To find the equation of the locus of the centroid of the triangle with vertices \((a \cos k, a \sin k)\), \((b \sin k, -b \cos k)\), and \((1, 0)\), we will follow these steps:
### Step 1: Define the Centroid
The centroid \(G\) of a triangle with vertices \((x_1, y_1)\), \((x_2, y_2)\), and \((x_3, y_3)\) is given by the formula:
\[
G\left(x, y\right) = \left(\frac{x_1 + x_2 + x_3}{3}, \frac{y_1 + y_2 + y_3}{3}\right)
\]
For our triangle, the vertices are:
- \( (x_1, y_1) = (a \cos k, a \sin k) \)
- \( (x_2, y_2) = (b \sin k, -b \cos k) \)

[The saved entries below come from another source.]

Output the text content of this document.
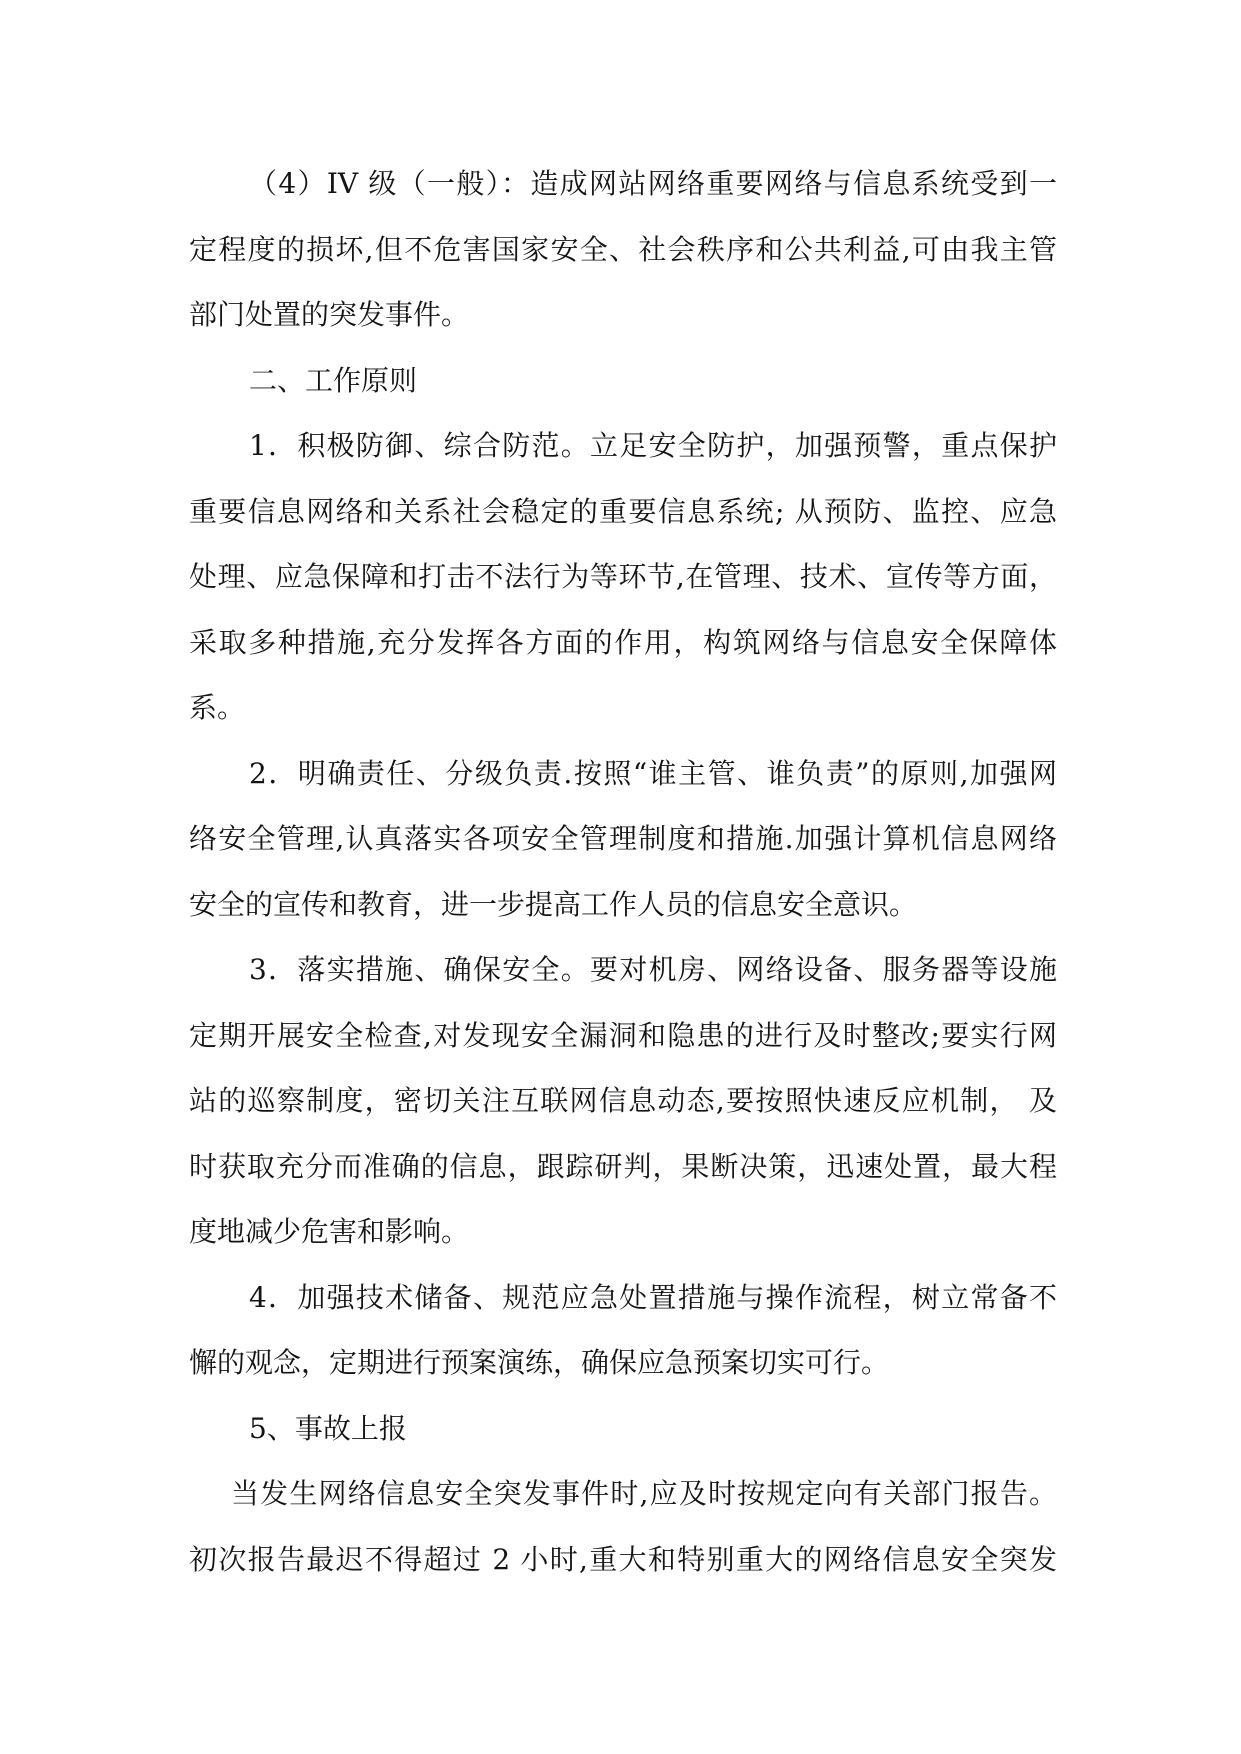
（4）IV 级（一般）：造成网站网络重要网络与信息系统受到一
定程度的损坏,但不危害国家安全、社会秩序和公共利益,可由我主管
部门处置的突发事件。
二、工作原则
1．积极防御、综合防范。立足安全防护，加强预警，重点保护
重要信息网络和关系社会稳定的重要信息系统; 从预防、监控、应急
处理、应急保障和打击不法行为等环节,在管理、技术、宣传等方面，
采取多种措施,充分发挥各方面的作用，构筑网络与信息安全保障体
系。
2．明确责任、分级负责.按照“谁主管、谁负责”的原则,加强网
络安全管理,认真落实各项安全管理制度和措施.加强计算机信息网络
安全的宣传和教育，进一步提高工作人员的信息安全意识。
3．落实措施、确保安全。要对机房、网络设备、服务器等设施
定期开展安全检查,对发现安全漏洞和隐患的进行及时整改;要实行网
站的巡察制度，密切关注互联网信息动态,要按照快速反应机制， 及
时获取充分而准确的信息，跟踪研判，果断决策，迅速处置，最大程
度地减少危害和影响。
4．加强技术储备、规范应急处置措施与操作流程，树立常备不
懈的观念，定期进行预案演练，确保应急预案切实可行。
5、事故上报
当发生网络信息安全突发事件时,应及时按规定向有关部门报告。
初次报告最迟不得超过 2 小时,重大和特别重大的网络信息安全突发
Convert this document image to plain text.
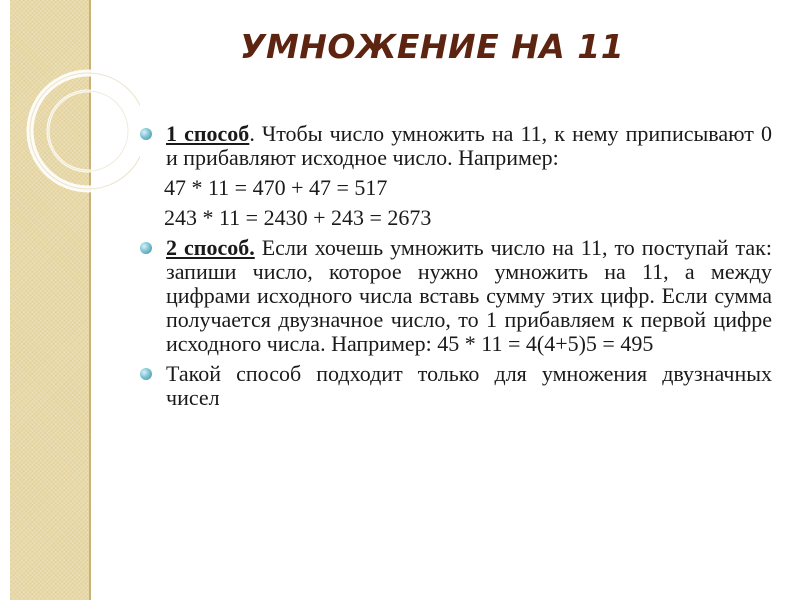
УМНОЖЕНИЕ НА 11

1 способ. Чтобы число умножить на 11, к нему приписывают 0 и прибавляют исходное число. Например:

47 * 11 = 470 + 47 = 517
243 * 11 = 2430 + 243 = 2673

2 способ. Если хочешь умножить число на 11, то поступай так: запиши число, которое нужно умножить на 11, а между цифрами исходного числа вставь сумму этих цифр. Если сумма получается двузначное число, то 1 прибавляем к первой цифре исходного числа. Например: 45 * 11 = 4(4+5)5 = 495

Такой способ подходит только для умножения двузначных чисел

- \( (x_3, y_3) = (1, 0) \)
### Step 2: Calculate the Coordinates of the Centroid
Using the centroid formula:
\[
x = \frac{a \cos k + b \sin k + 1}{3}
\]
\[
y = \frac{a \sin k - b \cos k + 0}{3}
\]
### Step 3: Rearranging the Equations
We can rearrange the equations for \(x\) and \(y\):
\[
3x = a \cos k + b \sin k + 1 \quad \text{(1)}
\]
\[
3y = a \sin k - b \cos k \quad \text{(2)}
\]
### Step 4: Isolate \( \cos k \) and \( \sin k \)
From equation (1):
\[
a \cos k + b \sin k = 3x - 1 \quad \text{(3)}
\]
From equation (2):
\[
a \sin k - b \cos k = 3y \quad \text{(4)}
\]
### Step 5: Square and Add the Equations
Now, we will square equations (3) and (4) and add them:
\[
(a \cos k + b \sin k)^2 + (a \sin k - b \cos k)^2 = (3x - 1)^2 + (3y)^2
\]
Expanding both sides:
\[
a^2 \cos^2 k + 2ab \cos k \sin k + b^2 \sin^2 k + a^2 \sin^2 k - 2ab \sin k \cos k + b^2 \cos^2 k = (3x - 1)^2 + (3y)^2
\]
### Step 6: Combine Like Terms
Combining the terms gives:
\[
a^2 (\cos^2 k + \sin^2 k) + b^2 (\sin^2 k + \cos^2 k) = (3x - 1)^2 + (3y)^2
\]
Using the identity \(\cos^2 k + \sin^2 k = 1\):
\[
a^2 + b^2 = (3x - 1)^2 + (3y)^2
\]
### Step 7: Final Equation of the Locus
Rearranging gives us the equation of the locus:
\[
(3x - 1)^2 + (3y)^2 = a^2 + b^2
\]
### Conclusion
The equation of the locus of the centroid of the triangle is:
\[
(3x - 1)^2 + (3y)^2 = a^2 + b^2
\]